The finance rate represents your cost of capital — typically your mortgage interest rate, DSCR loan rate, hard money rate, or blended WACC if you use a mix of debt and equity. If you are investing all cash with no debt, use your opportunity cost — the return you would earn in your next best alternative investment. This discounts your initial outlay to present value, reflecting the true economic cost of tying up capital in the deal. Using the wrong finance rate is the most common MIRR modelling error — it misstates the PV of costs and makes the resulting MIRR unreliable for capital allocation.
This is completely normal — and expected. IRR assumes cash flows are reinvested at the IRR itself, which overstates reality for high-returning projects. MIRR uses a more conservative, market-based reinvestment rate, producing a lower but more accurate figure. The gap between IRR and MIRR widens the higher-returning the project is. For a deal with 20% IRR and a 5% reinvestment rate, MIRR might be 11–13%. Both numbers are valid — they answer different questions. IRR measures the theoretical return of the project in isolation. MIRR measures the realistic return given real-world reinvestment constraints. If you’re comparing multiple deals, MIRR produces more reliable rankings.

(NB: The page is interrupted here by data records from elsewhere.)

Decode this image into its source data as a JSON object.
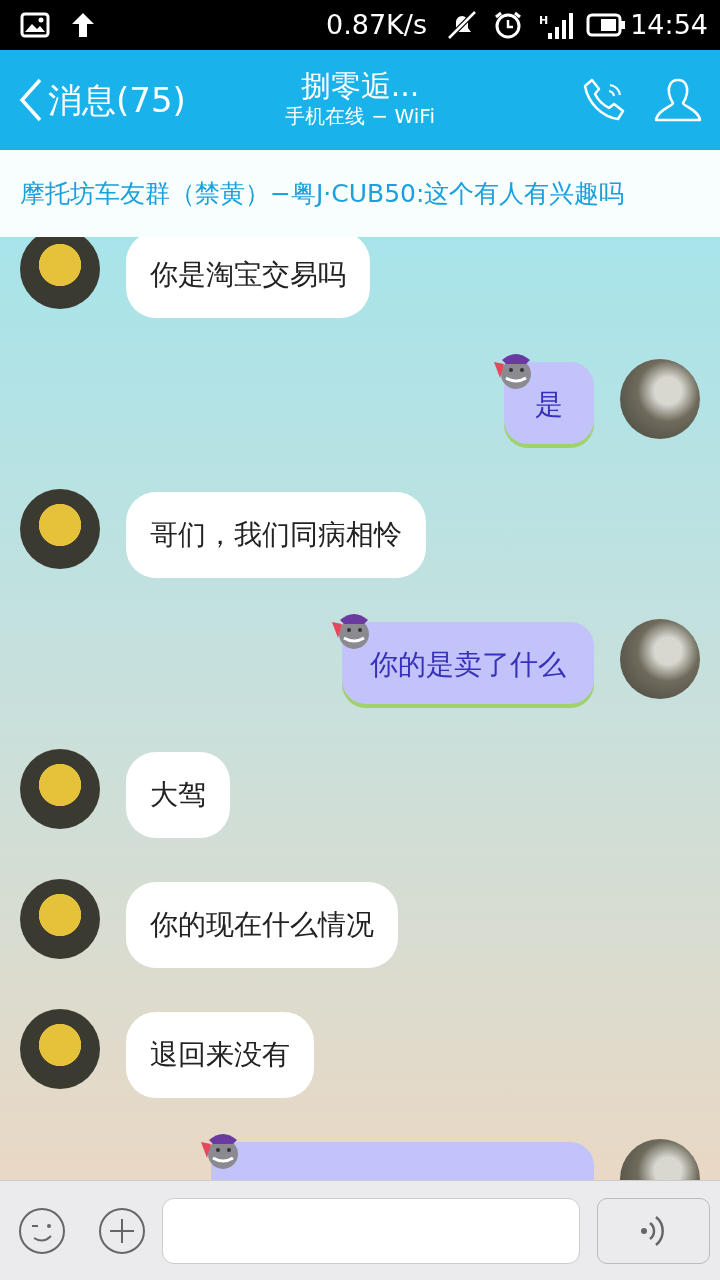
{
  "status_bar": {
    "network_speed": "0.87K/s",
    "signal_type": "H",
    "time": "14:54"
  },
  "header": {
    "back_label": "消息(75)",
    "title": "捌零逅...",
    "subtitle": "手机在线 − WiFi"
  },
  "notice": {
    "text": "摩托坊车友群（禁黄）−粤J·CUB50:这个有人有兴趣吗"
  },
  "messages": [
    {
      "kind": "incoming",
      "text": "你是淘宝交易吗"
    },
    {
      "kind": "outgoing",
      "text": "是"
    },
    {
      "kind": "incoming",
      "text": "哥们，我们同病相怜"
    },
    {
      "kind": "outgoing",
      "text": "你的是卖了什么"
    },
    {
      "kind": "incoming",
      "text": "大驾"
    },
    {
      "kind": "incoming",
      "text": "你的现在什么情况"
    },
    {
      "kind": "incoming",
      "text": "退回来没有"
    },
    {
      "kind": "outgoing"
    }
  ]
}
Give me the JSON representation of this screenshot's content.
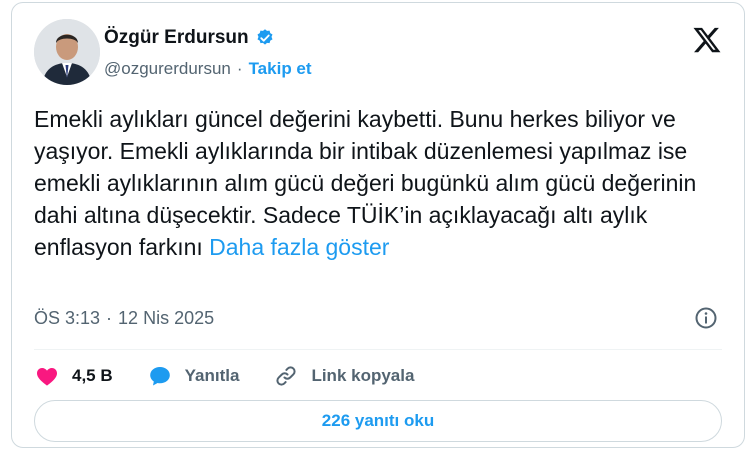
{
  "author": {
    "name": "Özgür Erdursun",
    "handle": "@ozgurerdursun",
    "separator": "·",
    "follow_label": "Takip et"
  },
  "tweet": {
    "text": "Emekli aylıkları güncel değerini kaybetti. Bunu herkes biliyor ve yaşıyor. Emekli aylıklarında bir intibak düzenlemesi yapılmaz ise emekli aylıklarının alım gücü değeri bugünkü alım gücü değerinin dahi altına düşecektir. Sadece TÜİK’in açıklayacağı altı aylık enflasyon farkını",
    "show_more": "Daha fazla göster"
  },
  "meta": {
    "time": "ÖS 3:13",
    "separator": "·",
    "date": "12 Nis 2025"
  },
  "actions": {
    "likes": "4,5 B",
    "reply_label": "Yanıtla",
    "copy_link_label": "Link kopyala"
  },
  "replies_button": "226 yanıtı oku",
  "colors": {
    "accent": "#1d9bf0",
    "like": "#f91880",
    "text": "#0f1419",
    "muted": "#536471",
    "border": "#cfd9de"
  },
  "icons": {
    "verified": "verified-badge-icon",
    "platform": "x-logo-icon",
    "info": "info-icon",
    "like": "heart-icon",
    "reply": "speech-bubble-icon",
    "link": "link-icon"
  }
}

Higher is always better. A positive MIRR means the investment earns more than it costs to finance. As reference benchmarks: MIRR above your cost of capital = value-creating deal. 8%+ is a common institutional threshold for stabilised rental properties. 12%+ for value-add projects. 15%+ for development or higher-risk strategies. That said, always compare MIRR to your own hurdle rate rather than generic benchmarks — a 9% MIRR on a 7% finance rate is excellent; the same 9% MIRR on a 10% finance rate is a money-losing deal.
For residential real estate, typical selling costs run 6–8%: real estate agent commissions (5–6%), transfer taxes (0.1–2% depending on state), title insurance, attorney fees, and any seller concessions. For commercial real estate, broker fees are typically 3–5%, and due diligence costs, environmental reports, and legal fees can add another 1–2%. Use 7% as your base case and 9% as your stress case for residential — this creates a realistic buffer and prevents the most common exit modelling error. Every percentage point of selling cost reduces your net sale proceeds and compresses your MIRR.
Yes. MIRR is a universal capital budgeting metric used across residential and commercial real estate, private equity, and business acquisitions. Enter your total initial outlay as the investment, expected annual operating cash flows — NOI for real estate, EBITDA for businesses, or distributions for fund investments — and the terminal value (sale price minus costs) as your expected sale price. The calculator will produce valid MIRR, IRR, FV/PV outputs, and a complete cash flow schedule for any investment type with predictable periodic cash flows and a defined exit event.